Why is this? It’s not like the Mexicans can’t do the job. They are actually very good at performing, and this isn’t a job that doesn’t require any skill. This is a machinist job. A job that usually pays in upwards of $20 an hour, however the Mexican is getting $9 an hour. These people work 10 hours a day/7 days a week. Surprisingly, they are pretty happy with what they earn, and when asked if they would like to leave for another job that pays more—they give me the same answer. “Good paying jobs require me to speak English, and I can’t speak English”. I would often tell them—in Spanish—that speaking English is easy. They would strongly disagree. It’s hard for me to understand how hard it is to speak English, because I have spoken this all my life. I have often been blessed with the opportunity, as well–an opportunity of living in a nice neighborhood. Also–an opportunity of being able to navigate around a computer, to surf the internet, and being able to do something as simple as navigate a Smartphone.
This is the way I see it: Certain companies will hire and let their employees speak Spanish, in an effort to suppress their wages, so they can’t afford to live in the affluent neighborhoods–the neighborhoods that are in the very affluent West Los Angeles area.
These immigrants come into this Country to live the American dream, and they don’t realize that there is the possibility of becoming more.

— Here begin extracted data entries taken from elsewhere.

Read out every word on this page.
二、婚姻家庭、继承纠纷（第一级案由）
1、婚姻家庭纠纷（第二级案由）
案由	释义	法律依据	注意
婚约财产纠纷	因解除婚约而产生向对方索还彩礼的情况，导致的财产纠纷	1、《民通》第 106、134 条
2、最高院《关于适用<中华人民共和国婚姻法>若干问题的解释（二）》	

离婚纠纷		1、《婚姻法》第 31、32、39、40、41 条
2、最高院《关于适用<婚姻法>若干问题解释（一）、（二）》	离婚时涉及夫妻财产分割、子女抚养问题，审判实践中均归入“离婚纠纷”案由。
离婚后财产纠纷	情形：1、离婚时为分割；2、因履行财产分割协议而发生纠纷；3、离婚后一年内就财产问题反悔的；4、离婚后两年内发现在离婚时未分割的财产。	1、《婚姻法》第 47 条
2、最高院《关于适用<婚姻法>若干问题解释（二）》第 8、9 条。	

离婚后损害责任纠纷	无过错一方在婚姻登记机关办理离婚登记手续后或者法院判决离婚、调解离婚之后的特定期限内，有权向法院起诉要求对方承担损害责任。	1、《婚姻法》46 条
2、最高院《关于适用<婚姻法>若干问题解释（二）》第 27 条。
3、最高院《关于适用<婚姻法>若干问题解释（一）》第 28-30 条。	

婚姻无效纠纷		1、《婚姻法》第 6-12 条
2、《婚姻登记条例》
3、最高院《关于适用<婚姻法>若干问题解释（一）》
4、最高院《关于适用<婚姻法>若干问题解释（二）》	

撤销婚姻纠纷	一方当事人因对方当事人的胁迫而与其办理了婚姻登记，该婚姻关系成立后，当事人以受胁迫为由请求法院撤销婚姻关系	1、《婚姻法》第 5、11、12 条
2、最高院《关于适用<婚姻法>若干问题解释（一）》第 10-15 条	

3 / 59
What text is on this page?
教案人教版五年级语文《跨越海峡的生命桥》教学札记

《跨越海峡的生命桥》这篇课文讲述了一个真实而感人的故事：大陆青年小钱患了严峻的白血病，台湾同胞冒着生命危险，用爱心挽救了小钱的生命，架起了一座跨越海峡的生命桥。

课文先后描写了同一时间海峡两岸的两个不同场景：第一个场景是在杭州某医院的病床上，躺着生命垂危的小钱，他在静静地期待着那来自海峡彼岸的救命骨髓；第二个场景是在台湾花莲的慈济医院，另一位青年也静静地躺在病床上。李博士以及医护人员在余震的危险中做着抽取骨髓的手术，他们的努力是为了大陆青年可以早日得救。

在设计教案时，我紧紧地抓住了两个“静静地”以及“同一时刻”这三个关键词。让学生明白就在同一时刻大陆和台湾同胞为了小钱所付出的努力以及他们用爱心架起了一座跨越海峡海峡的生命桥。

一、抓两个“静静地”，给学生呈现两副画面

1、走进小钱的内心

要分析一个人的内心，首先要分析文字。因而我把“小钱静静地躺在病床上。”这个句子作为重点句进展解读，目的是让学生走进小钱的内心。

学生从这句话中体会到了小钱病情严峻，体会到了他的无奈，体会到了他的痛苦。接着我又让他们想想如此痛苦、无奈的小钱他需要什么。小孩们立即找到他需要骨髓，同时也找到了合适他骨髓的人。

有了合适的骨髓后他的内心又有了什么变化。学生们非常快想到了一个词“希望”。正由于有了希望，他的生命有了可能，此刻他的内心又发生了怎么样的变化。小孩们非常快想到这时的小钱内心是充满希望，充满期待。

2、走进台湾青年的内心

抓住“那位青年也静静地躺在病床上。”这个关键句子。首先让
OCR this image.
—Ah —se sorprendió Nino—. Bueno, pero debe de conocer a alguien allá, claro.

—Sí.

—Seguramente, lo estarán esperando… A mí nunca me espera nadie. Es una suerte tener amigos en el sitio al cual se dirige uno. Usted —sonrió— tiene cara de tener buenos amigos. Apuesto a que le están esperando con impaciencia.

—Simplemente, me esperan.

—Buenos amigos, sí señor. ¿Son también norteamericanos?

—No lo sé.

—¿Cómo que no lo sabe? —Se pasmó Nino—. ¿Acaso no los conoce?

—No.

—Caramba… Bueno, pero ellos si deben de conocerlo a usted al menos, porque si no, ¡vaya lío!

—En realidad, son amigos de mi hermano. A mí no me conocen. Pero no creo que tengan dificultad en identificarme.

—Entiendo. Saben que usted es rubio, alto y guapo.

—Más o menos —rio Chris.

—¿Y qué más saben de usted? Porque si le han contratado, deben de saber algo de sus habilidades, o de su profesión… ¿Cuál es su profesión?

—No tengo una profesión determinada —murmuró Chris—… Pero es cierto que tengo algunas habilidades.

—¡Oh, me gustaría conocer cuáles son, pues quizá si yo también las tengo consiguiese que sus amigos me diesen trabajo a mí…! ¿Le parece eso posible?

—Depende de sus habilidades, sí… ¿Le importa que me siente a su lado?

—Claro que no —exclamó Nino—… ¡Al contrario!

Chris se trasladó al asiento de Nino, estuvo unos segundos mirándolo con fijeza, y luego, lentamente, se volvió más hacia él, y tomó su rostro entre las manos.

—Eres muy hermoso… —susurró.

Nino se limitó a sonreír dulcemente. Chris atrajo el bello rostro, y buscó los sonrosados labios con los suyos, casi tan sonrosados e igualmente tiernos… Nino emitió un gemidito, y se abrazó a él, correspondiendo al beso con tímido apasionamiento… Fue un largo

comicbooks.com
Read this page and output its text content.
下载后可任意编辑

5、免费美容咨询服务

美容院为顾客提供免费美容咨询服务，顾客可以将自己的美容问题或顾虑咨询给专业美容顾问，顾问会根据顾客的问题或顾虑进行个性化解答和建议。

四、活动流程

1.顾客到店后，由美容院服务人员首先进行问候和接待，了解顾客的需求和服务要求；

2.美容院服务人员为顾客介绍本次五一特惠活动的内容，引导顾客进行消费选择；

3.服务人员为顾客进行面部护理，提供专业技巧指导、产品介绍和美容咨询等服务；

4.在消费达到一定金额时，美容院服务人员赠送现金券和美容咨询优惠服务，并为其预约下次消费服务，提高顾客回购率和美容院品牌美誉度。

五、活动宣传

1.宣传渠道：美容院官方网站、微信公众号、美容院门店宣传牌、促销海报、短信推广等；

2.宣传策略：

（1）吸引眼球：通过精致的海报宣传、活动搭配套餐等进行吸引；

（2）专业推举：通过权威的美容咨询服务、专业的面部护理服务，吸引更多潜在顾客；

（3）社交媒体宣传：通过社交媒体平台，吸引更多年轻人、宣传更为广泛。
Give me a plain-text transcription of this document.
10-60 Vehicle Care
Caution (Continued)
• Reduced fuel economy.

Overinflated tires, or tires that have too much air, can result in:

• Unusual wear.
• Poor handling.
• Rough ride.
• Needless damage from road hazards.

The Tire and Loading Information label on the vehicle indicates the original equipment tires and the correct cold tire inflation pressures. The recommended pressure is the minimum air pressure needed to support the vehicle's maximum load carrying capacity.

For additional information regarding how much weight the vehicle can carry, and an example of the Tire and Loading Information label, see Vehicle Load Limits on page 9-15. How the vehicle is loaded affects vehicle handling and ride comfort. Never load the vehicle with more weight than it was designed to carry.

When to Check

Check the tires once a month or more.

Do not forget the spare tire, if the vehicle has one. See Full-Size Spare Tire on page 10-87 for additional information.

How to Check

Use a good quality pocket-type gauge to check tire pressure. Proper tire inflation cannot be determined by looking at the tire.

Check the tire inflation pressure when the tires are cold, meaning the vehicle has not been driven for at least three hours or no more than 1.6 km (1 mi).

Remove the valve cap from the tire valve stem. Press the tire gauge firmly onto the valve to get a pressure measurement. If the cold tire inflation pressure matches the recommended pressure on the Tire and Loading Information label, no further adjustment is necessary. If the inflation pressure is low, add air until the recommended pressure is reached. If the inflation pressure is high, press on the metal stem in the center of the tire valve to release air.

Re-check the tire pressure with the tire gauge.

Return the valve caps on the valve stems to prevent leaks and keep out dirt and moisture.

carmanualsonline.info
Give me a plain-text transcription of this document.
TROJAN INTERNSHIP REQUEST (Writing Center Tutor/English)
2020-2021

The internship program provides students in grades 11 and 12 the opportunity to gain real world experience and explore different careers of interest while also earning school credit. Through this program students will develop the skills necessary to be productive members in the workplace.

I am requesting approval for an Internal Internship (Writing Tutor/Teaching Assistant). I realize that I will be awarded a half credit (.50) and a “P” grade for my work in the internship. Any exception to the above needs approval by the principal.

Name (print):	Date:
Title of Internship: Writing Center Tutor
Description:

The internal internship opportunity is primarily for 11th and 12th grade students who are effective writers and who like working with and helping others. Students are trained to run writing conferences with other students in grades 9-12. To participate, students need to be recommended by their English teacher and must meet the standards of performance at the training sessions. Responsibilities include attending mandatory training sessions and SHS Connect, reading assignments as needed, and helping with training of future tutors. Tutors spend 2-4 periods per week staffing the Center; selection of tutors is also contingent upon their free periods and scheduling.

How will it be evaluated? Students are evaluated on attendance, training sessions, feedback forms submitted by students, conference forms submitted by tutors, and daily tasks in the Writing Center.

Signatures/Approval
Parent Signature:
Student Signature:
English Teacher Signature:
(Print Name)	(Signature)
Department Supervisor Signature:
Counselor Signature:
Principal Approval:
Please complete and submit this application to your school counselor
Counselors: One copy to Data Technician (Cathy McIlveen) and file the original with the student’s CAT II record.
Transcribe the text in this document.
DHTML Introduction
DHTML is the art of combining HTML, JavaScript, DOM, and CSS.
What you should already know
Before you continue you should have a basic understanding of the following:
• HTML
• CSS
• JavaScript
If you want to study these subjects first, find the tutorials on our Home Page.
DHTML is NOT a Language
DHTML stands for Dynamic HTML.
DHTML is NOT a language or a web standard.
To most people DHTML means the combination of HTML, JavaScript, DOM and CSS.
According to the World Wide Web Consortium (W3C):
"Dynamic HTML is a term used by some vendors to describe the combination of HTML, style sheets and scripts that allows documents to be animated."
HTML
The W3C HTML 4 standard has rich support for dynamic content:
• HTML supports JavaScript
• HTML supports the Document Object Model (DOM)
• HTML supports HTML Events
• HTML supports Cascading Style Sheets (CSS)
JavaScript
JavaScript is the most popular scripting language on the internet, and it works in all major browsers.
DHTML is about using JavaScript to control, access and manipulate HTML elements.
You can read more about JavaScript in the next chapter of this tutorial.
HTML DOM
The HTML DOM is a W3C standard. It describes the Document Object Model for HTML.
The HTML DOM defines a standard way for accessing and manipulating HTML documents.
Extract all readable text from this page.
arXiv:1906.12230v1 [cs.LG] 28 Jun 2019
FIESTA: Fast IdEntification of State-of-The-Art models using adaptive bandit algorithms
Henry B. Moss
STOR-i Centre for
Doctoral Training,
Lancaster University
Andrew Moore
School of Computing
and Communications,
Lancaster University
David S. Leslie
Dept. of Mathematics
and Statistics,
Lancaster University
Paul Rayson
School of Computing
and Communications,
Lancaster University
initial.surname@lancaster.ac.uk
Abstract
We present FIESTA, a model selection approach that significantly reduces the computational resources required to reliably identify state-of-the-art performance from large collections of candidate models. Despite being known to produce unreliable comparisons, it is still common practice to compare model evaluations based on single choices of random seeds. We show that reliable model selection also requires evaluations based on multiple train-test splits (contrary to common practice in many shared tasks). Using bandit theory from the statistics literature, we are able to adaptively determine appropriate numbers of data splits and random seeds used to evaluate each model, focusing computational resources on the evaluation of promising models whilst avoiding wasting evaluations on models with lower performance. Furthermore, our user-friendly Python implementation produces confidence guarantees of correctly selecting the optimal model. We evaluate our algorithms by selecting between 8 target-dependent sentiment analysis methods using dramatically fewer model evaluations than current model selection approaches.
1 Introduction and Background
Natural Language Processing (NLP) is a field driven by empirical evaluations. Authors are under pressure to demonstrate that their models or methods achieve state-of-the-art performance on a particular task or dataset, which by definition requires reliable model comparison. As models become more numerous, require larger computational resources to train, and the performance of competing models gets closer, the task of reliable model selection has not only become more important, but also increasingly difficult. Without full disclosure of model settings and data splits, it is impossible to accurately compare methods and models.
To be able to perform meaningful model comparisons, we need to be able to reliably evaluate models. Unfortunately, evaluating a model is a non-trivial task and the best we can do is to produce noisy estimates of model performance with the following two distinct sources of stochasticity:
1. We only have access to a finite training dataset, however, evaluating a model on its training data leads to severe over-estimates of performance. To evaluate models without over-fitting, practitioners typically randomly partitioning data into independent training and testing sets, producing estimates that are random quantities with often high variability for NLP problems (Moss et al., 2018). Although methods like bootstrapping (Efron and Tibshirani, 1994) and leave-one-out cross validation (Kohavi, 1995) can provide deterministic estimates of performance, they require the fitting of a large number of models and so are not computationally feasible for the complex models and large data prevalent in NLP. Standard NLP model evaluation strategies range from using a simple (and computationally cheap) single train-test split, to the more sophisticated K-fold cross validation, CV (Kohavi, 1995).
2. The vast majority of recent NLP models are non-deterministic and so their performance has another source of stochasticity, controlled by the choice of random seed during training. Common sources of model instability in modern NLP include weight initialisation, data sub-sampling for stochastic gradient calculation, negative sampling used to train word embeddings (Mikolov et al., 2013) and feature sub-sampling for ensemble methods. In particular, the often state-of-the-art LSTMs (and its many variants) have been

Opportunity is there if they want it. The sad thing is that imposing the English language on people has become a hot-button issue. Just by bringing up the topic it evokes a certain distain, and often times name calling.
Call me cynical, but I firmly believe that this is the reason why the Government will never solve the immigration problem in America. Let’s face it—there is a problem. It is real, and it is in our faces, but when we allow private business to victimize a certain class of people we must rise up and say it is wrong. However, I believe that as long as business threatens to ship jobs overseas this will be the status quo.